Puis à la fin des fins, elle en vient au but.
« Notre secrétariat est fermé pour le moment mais si vous connaissez le numéro de la ligne de votre correspondant, vous pouvez le composer à tout moment. Sinon, veuillez écouter attentivement car la liste de nos options a changé. Pour joindre Avery Johns au Bureau Théâtre, composez le 10. Pour joindre Belinda Dean à la Billetterie, composez le 11. Pour joindre Caroline Cole à l’Orchestre Symphonique… »
Oh malheur de malheur, pense Hodges, c’est le putain de catalogue Sears. Et dans l’ordre alphabétique.

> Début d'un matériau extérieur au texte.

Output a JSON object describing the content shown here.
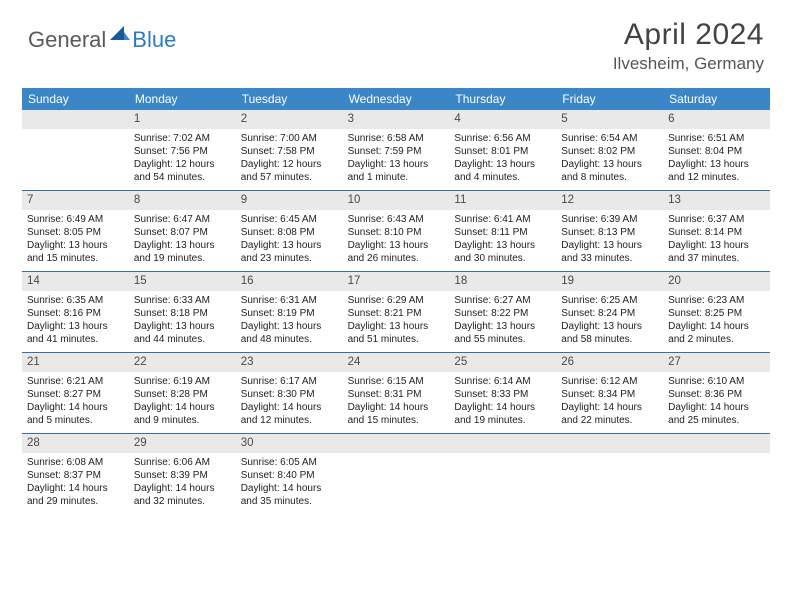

La Mercedes plonge et vire lorsque Jerome prend la sortie 4A puis fonce dans la descente. Le feu au bout est au rouge. « Holly. C’est libre de votre côté ? »
Elle vérifie, le téléphone toujours collé à l’oreille. « C’est bon si tu fonces. Si tu veux nous tuer, ralentis. »
Jerome écrase l’accélérateur. Dans un crissement de pneus, la Mercedes d’Olivia débouche sur quatre voies de circulation, inclinée sur les chapeaux de roues. On entend un choc sourd lorsqu’ils franchissent la séparation en béton. Des klaxons éclatent en une salve discordante. Du coin de l’œil, Hodges voit un fourgon monter sur le trottoir pour les éviter.
« Pour obtenir le service Plateau et Décor, composez… »
Hodges tape du poing sur le plafond de la Mercedes. « Où sont passés les PUTAINS D’ÊTRES HUMAINS ? »
Juste au moment où le grand M jaune du McDonald’s apparaît devant eux, la femme-robot informe Hodges qu’il peut obtenir le service sécurité du MACC en composant le 32.
Ce qu’il fait. Quatre sonneries, puis ça décroche. Quand il entend ce qu’il entend, il se demande s’il n’est pas en train de perdre la raison.
« Bonjour, et merci de votre appel au Midwest Art & Culture Center, dit la femme-robot d’une voix cordiale. Où nous vous rendons la vie plus belle et où tout devient possible. »
33
« Pourquoi est-ce que le concert commence pas, madame Robinson ? demande Dinah Scott. C’est déjà sept heures dix. »
Tanya a envie de lui parler du concert de Stevie Wonder auquel elle est allée quand elle était au lycée, programmé pour huit heures et qui n’avait commencé qu’à neuf heures et demie, puis décide que ça risque d’avoir l’effet contraire à celui escompté.
Hilda regarde son téléphone en fronçant les sourcils. « J’arrive pas à avoir Gail, rouspète-t-elle. Tous les réseaux doivent être… »
Les lumières commencent à baisser avant qu’elle ait fini sa phrase. Ce qui déclenche des vivats enthousiastes et des vagues d’applaudissements.
« Oh là là, maman, je suis trop excitée ! » chuchote Barbara. Et Tanya est émue de voir que sa fille a les larmes aux yeux. Un gars en T-shirt BAM !radio déboule au trot. Un projecteur le poursuit jusqu’au milieu de la scène.
« Salut tout le monde ! lance-t-il. Ça va bien ce soir ? »
Une nouvelle vague d’acclamations lui assure que la foule est au rendez-vous. Tanya voit que les deux rangs de handicapés en fauteuils applaudissent aussi. Sauf le monsieur chauve. Il reste assis là sans bouger. Sûrement parce qu’il ne veut pas faire tomber sa photo.